The domino effect …
From Justice Antonin Scalia’s DOMA dissent:
“As I have said, the real rationale of today’s opinion, whatever disappearing trail of its legalistic argle-bargle one chooses to follow, is that DOMA is motivated by ‘bare . . . desire to harm’ couples in same-sex marriages. How easy it is, indeed how inevitable, to reach the same conclusion with regard to state laws denying same-sex couples marital status.”
How easy, how inevitable, indeed. And disdainful eye-rolling by Justice Scalia becomes precedent for district court judges across the country.
Federal Judge: Virginia Gay Marriage Unconstitutional
A federal judge ruled Thursday that Virginia’s ban on same-sex marriage is unconstitutional, making it the first state in the South to have its voter-approved prohibition overturned.
U.S. District Judge Arenda Wright Allen issued a stay of her order while it is appealed, meaning that gay couples in Virginia will still not be able to marry until the case is ultimately resolved. Both sides believe the case won’t be settled until the Supreme Court decides to hear it or one like it.
Allen’s ruling makes Virginia the second state in the South to issue a ruling recognizing the legality of gay marriages.
“Through its decision today, the court has upheld the principles of equality upon which this nation was founded,” the plaintiffs’ lead co-counsel, Theodore B. Olson, said in a statement.
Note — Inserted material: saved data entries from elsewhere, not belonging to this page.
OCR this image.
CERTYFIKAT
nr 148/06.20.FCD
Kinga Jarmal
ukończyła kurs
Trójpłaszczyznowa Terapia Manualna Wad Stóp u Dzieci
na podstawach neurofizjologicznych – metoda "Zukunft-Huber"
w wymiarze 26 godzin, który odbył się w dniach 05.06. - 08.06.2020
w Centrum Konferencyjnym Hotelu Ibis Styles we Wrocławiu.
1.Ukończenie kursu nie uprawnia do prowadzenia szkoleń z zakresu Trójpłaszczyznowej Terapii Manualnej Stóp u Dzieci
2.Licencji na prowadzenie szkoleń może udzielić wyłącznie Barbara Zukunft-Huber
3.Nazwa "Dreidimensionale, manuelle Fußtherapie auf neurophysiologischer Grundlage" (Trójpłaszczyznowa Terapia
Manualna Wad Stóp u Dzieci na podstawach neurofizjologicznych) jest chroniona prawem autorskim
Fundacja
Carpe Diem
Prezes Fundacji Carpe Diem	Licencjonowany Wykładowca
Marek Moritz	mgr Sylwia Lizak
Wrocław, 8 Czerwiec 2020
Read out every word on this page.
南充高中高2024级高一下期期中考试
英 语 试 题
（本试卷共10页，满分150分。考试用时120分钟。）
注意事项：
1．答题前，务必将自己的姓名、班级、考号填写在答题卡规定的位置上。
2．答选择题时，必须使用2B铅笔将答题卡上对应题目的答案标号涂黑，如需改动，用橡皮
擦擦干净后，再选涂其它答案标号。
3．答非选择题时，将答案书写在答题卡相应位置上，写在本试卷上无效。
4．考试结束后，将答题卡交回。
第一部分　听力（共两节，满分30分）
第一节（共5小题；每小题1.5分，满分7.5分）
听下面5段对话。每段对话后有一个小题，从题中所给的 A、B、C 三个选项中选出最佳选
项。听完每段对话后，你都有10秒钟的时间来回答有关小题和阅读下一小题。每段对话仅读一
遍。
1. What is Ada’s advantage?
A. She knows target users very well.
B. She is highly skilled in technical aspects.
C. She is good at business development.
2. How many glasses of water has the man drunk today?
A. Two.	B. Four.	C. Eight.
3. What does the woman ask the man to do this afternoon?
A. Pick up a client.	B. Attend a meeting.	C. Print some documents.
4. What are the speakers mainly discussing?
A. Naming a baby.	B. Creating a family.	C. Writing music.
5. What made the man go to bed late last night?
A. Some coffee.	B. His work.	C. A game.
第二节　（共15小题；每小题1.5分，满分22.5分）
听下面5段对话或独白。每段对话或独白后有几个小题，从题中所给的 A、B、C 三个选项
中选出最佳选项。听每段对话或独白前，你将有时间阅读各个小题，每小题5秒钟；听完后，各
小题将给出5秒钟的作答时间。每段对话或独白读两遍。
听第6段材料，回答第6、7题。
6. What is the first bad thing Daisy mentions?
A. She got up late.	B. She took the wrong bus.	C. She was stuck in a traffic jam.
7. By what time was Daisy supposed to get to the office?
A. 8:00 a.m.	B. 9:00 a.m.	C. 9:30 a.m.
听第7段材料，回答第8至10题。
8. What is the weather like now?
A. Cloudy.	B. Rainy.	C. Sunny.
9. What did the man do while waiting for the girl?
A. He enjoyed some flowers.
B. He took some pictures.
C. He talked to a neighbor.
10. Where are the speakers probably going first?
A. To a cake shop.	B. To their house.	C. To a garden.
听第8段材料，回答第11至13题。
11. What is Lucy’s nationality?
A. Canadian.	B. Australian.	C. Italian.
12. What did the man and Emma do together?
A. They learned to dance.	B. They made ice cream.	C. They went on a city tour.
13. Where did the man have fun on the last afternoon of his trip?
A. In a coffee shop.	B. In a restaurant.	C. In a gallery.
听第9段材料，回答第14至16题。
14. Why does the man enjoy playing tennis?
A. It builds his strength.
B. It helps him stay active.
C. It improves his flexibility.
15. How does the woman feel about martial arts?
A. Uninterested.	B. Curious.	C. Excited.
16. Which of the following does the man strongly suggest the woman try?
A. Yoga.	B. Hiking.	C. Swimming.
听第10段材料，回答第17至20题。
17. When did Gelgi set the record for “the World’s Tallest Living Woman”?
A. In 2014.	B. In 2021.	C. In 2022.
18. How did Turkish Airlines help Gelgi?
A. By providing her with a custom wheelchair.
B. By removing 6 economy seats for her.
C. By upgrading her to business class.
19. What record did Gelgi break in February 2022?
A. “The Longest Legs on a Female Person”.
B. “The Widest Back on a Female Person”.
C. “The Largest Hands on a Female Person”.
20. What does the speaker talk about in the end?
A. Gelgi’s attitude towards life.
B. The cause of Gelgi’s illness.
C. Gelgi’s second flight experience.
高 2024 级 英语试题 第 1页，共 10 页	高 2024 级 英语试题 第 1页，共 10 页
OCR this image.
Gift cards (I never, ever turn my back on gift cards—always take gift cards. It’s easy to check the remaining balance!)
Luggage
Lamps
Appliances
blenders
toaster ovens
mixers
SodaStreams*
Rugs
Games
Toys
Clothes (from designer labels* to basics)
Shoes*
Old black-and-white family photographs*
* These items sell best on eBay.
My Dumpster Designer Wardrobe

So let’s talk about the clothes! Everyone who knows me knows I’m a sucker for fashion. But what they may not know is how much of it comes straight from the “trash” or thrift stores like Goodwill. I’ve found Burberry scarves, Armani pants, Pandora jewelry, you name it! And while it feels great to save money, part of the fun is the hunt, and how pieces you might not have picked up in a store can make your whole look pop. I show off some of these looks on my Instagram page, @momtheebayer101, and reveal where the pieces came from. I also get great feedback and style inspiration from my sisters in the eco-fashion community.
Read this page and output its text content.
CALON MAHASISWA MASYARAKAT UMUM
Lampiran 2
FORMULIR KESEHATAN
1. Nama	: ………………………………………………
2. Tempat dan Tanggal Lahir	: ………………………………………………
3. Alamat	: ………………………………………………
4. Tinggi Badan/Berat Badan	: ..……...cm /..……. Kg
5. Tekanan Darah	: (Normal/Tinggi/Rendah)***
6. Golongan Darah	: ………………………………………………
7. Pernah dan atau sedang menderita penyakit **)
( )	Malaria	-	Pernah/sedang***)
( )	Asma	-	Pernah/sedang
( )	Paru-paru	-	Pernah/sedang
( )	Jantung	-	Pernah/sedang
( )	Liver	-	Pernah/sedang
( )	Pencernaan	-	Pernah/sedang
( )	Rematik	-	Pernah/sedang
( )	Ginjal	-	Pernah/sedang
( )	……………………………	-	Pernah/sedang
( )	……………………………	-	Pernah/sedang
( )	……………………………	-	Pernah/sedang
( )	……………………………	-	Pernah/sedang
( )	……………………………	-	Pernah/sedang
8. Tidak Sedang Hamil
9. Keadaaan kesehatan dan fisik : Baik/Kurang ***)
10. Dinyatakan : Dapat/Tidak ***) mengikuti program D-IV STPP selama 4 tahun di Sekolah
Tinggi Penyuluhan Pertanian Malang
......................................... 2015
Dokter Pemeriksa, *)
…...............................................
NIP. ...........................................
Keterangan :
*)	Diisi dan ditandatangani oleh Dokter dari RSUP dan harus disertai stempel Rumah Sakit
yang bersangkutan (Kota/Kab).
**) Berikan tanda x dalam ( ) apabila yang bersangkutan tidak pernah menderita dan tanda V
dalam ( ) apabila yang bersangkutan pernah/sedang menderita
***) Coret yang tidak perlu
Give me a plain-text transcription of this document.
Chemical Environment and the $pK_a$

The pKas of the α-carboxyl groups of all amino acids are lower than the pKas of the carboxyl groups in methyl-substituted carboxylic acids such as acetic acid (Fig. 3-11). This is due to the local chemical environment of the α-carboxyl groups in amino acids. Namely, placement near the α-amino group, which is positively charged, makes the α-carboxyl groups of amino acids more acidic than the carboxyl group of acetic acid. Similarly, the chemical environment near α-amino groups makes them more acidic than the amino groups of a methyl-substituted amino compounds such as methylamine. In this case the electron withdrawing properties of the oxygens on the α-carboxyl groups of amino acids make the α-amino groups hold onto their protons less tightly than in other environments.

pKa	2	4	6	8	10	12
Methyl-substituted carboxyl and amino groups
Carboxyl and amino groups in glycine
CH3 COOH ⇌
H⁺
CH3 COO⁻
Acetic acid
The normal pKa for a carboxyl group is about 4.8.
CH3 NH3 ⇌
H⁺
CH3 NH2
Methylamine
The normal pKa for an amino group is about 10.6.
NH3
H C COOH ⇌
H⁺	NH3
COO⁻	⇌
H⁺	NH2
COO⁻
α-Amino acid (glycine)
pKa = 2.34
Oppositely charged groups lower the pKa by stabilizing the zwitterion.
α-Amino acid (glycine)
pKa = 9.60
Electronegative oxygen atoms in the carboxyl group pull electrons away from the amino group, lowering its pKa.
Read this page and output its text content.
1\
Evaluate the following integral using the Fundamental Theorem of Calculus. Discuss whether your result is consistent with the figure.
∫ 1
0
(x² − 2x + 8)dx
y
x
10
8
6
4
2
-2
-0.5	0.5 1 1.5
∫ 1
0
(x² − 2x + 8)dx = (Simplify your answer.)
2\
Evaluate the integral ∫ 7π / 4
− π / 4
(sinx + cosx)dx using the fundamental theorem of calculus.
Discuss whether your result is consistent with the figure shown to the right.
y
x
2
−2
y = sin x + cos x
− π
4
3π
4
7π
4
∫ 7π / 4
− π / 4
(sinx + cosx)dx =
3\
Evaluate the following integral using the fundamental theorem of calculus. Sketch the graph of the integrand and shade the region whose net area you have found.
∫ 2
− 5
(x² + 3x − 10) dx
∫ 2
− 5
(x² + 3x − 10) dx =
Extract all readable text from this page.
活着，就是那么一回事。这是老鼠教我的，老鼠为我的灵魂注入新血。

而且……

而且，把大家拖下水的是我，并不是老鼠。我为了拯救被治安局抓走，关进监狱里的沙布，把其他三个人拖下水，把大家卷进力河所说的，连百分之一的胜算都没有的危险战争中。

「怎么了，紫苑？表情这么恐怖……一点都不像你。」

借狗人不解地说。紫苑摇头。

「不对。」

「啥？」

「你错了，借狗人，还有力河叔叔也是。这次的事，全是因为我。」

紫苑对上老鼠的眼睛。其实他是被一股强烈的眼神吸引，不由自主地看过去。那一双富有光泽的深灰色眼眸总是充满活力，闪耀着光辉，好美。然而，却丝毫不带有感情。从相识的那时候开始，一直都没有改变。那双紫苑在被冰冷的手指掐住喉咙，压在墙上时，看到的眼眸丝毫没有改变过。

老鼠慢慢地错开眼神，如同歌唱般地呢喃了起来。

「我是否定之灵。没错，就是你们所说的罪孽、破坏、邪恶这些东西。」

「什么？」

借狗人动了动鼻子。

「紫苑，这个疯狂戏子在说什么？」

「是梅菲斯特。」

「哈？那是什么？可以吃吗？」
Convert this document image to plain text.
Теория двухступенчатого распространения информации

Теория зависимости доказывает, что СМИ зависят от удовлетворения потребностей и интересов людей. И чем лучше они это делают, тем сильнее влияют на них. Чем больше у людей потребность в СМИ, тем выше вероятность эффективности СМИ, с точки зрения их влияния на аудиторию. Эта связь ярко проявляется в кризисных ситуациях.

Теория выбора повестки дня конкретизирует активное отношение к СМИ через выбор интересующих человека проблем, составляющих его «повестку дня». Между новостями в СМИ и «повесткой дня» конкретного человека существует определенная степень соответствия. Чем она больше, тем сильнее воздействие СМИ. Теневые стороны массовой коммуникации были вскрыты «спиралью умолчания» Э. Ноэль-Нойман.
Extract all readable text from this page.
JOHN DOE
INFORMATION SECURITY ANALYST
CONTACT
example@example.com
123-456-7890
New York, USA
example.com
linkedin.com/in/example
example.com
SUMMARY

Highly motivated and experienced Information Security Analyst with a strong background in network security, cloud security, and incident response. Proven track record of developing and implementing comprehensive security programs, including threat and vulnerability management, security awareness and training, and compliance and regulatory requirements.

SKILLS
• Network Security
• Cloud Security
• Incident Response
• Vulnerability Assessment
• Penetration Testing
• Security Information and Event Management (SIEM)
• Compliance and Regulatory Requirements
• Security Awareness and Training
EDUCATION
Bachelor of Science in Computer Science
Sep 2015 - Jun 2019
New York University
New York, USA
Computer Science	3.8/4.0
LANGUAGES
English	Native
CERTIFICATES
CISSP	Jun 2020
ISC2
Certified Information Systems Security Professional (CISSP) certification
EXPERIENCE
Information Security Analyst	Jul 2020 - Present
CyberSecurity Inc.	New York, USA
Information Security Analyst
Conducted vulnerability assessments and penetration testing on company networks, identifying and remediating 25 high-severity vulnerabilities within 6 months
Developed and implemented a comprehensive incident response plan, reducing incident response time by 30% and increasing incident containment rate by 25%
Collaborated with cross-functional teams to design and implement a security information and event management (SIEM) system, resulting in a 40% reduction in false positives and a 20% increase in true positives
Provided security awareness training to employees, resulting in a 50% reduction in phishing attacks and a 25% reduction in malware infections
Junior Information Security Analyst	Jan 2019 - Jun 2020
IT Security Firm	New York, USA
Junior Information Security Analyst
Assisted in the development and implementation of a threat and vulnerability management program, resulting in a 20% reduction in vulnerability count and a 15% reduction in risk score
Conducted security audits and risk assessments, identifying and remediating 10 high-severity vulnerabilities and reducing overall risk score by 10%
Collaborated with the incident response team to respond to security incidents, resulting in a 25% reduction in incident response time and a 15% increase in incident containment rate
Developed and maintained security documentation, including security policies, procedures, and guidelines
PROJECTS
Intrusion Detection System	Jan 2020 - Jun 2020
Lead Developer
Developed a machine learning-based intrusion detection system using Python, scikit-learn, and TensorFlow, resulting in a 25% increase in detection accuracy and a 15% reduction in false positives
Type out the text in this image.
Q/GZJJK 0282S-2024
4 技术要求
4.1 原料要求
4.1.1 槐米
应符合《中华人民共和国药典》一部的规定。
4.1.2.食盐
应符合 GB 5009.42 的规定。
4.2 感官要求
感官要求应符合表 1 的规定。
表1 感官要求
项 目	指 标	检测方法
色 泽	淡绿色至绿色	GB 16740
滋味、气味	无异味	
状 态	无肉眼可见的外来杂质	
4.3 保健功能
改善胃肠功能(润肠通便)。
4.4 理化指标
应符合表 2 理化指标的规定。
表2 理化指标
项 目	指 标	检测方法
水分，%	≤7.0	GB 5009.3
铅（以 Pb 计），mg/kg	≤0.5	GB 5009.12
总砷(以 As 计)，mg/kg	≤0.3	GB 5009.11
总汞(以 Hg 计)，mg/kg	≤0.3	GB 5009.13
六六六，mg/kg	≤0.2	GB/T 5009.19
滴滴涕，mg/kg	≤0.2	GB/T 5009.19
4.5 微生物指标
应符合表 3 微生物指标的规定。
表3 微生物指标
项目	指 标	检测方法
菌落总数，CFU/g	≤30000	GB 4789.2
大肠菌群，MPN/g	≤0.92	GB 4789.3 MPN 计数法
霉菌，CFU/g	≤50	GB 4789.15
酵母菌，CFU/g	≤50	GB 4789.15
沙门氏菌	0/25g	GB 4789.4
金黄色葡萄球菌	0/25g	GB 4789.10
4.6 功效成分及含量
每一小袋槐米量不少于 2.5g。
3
The Virginia Attorney General’s Office took the unusual step of not defending the law because it believes the ban violates the equal protection clause of the 14th Amendment. In her ruling, Wright Allen agreed.
Kentucky Judge Turns Gay Marriage Tide in the South
On Wednesday, a federal judge with deep ties to the Republican Party became the first in the South to rule in favor of gay marriage, offering the best proof yet that the balance in the nation’s long and contentious clash over how to define marriage has been tipped irrevocably in favor of gay rights.
The brief but remarkable ruling by U.S. District Judge John G. Heyburn, a former lawyer for Kentucky Senator Mitch McConnell who was put on the bench 22 years ago by President George H.W. Bush, invalidates a key part of Kentucky’s ban on gay marriage, and requires the state to recognize as valid same-sex unions sealed elsewhere.[…]
Borrowing heavily from Kennedy’s reasoning in last year’s decision, and in plain language aimed directly at the many voters in Kentucky who still oppose gay marriage, Heyburn found gay marriage laws are illegal for the simplest of reasons. At worst, he ruled, they are aimed at hurting gays and at best, are based on religious convictions that can’t pass constitutional muster.
“Kentucky’s laws treat gay and lesbian persons differently in a way that demeans them,” wrote Heyburn. Since none of the reasons put forward to justify that treatment can withstand constitutional scrutiny, he ruled that the laws are invalid.